NB. This implementation uses the inefficient but general purpose np.linalg.inv routine to invert $$(K + \alpha I)$$. A more efficient way is to rely on the fact that K (and hence also $$K + \alpha I$$) is symmetric positive (semi-)definite and take the inner product of the inverse of its (lower) Cholesky decompositions:

$Q^{-1} = \text{cholesky}(Q)^{-1 \top} \text{cholesky}(Q)^{-1}$

For more details on a production-grade implementation, see Algorithm 2.1 in Rasmussen & Williams (2006).

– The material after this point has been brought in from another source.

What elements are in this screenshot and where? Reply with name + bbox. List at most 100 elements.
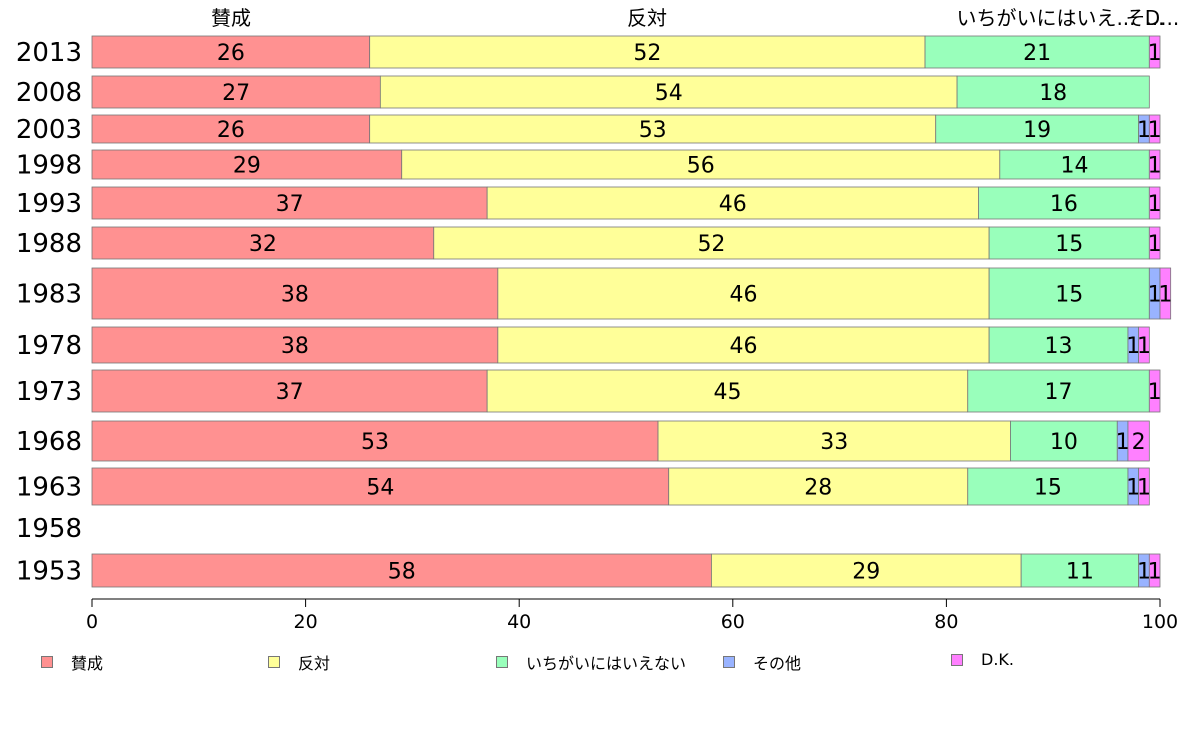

Parameters: X (ndarray of shape (N, M)) – The collection of datapoints to generate predictions on conf_interval (float in (0, 1)) – The percentage confidence bound to return for each prediction. If the scipy package is not available, this value is always set to 0.95. Default is 0.95. return_cov (bool) – If True, also return the covariance (cov*) of the posterior predictive distribution for the points in X. Default is False. y_pred (ndarray of shape (N, O)) – The predicted values for each point in X, each with dimensionality O. conf (ndarray of shape (N, O)) – The % conf_interval confidence bound for each y_pred. The conf % confidence interval for the i’th prediction is [y[i] - conf[i], y[i] + conf[i]]. cov (ndarray of shape (N, N)) – The covariance (cov*) of the posterior predictive distribution for X. Only returned if return_cov is True.
marginal_log_likelihood(kernel_params=None)[source]

Compute the log of the marginal likelihood (i.e., the log model evidence), $$p(y \mid X, \text{kernel_params})$$.

Notes

Under the GP regression model, the marginal likelihood is normally distributed:

$y | X, \theta \sim \mathcal{N}(0, K + \alpha I)$

Hence,

$\log p(y \mid X, \theta) = -0.5 \log \det(K + \alpha I) - 0.5 y^\top (K + \alpha I)^{-1} y + \frac{n}{2} \log 2 \pi$

where $$K = \text{kernel}(X, X)$$, $$\theta$$ is the set of kernel parameters, and n is the number of dimensions in K.

Parameters: kernel_params (dict) – Parameters for the kernel function. If None, calculate the marginal likelihood under the kernel parameters defined at model initialization. Default is None. marginal_log_likelihood (float) – The log likelihood of the training targets given the kernel parameterized by kernel_params and the training inputs, marginalized over all functions f.
sample(X, n_samples=1, dist='posterior_predictive')[source]

Sample functions from the GP prior or posterior predictive distribution.

Parameters: X (ndarray of shape (N, M)) – The collection of datapoints to generate predictions on. Only used if dist = ‘posterior_predictive’. n_samples (int) – The number of samples to generate. Default is 1. dist ({"posterior_predictive", "prior"}) – The distribution to draw samples from. Default is “posterior_predictive”. samples (ndarray of shape (n_samples, O, N)) – The generated samples for the points in X.